Comissão de Justiça e Redação altera Lei Orçamentária de 2013

Da Redação

Em 20/11/2012 às 12:46

Presidente da comissão, vereador Oswaldo Bosquet (PSB), fez uso da tribuna para justificar a aprovação da proposta

(Foto: Maycon Morano/AI)

Através de emenda modificativa, a Comissão de Justiça e Redação da Câmara Municipal de Presidente Prudente alterou o projeto de lei que trata sobre a Lei Orçamentária Anual (LOA) do município para 2013, fixada no valor de R$ 426.111.800,00.

O PL já foi apreciado e aprovado em primeira discussão na sessão ordinária dessa segunda-feira (19). Já a emenda foi aceita pelo Plenário e deverá ser apreciada na próxima sessão.

Parecer jurídico

Conforme parecer jurídico assinado pelo procurador Diego Ignácio Rossi Fernandes, pela não tramitação do projeto do orçamento, existia “ilegalidade no dispositivo” de autoria do Executivo, no que se refere ao remanejamento de verbas.

Na proposta enviada pelo Executivo, poderia ser realizada a “transposição, remanejamentos ou transferências de recursos de uma para outra categoria de programação ou de um órgão para outro, sem prévia autorização legislativa”.

Entretanto, segundo o procurador da Câmara, o artigo “fere o princípio da tripartição de poderes, inviabilizando importante dispositivo do check and balance, tolhendo o Legislativo atribuição constitucional conferida dentro de sua competência fiscalizatória”.

Emenda Modificativa

Para corrigir tal dispositivo do Projeto de Lei sobre a LOA, a Comissão de Justiça e Redação elaborou Emenda Modificativa a proposta do Executivo. Dessa forma, o remanejamento sem a autorização da Câmara Municipal poderá ocorrer somente se o valor corresponder até 50% dos recursos.

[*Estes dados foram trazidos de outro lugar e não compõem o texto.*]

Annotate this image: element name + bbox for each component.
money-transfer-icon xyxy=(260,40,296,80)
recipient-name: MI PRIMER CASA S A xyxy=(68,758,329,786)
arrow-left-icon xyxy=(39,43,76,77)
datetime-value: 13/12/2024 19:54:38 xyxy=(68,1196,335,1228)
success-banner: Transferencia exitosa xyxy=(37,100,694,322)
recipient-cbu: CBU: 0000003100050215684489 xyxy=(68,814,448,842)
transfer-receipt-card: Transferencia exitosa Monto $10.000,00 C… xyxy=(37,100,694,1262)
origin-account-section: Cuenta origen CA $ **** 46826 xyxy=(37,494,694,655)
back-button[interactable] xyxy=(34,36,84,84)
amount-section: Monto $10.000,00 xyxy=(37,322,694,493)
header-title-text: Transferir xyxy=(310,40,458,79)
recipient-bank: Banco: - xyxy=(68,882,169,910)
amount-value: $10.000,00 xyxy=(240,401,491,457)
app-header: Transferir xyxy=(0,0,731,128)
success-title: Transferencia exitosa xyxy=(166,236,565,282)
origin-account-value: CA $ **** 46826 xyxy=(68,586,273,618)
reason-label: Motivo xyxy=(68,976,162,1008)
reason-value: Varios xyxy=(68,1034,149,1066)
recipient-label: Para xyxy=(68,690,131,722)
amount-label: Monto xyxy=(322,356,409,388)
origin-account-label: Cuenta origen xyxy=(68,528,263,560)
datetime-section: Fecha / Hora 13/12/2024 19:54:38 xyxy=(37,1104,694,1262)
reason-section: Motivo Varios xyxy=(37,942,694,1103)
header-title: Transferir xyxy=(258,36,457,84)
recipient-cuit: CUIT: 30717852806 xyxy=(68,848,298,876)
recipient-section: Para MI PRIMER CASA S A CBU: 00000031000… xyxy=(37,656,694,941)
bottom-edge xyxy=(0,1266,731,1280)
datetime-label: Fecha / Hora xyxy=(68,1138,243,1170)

Durante a apreciação do projeto, o presidente da comissão, vereador Oswaldo Bosquet (PSB), fez uso da tribuna para justificar a aprovação da proposta e explicou que o remanejamento “é necessário”, para atender áreas com maior demanda.

“Isso acontece muito com a Saúde, que acaba recebendo bem mais do que está previsto, por causa das emergências que acontecem. Dificilmente o orçamento da Saúde termina com o que foi previsto, normalmente se chega de 26% a 28%”, citou Bosquet. “Mas quando o valor for acima dos 50%, terá que passar pela Casa de Leis”, avisou o parlamentar.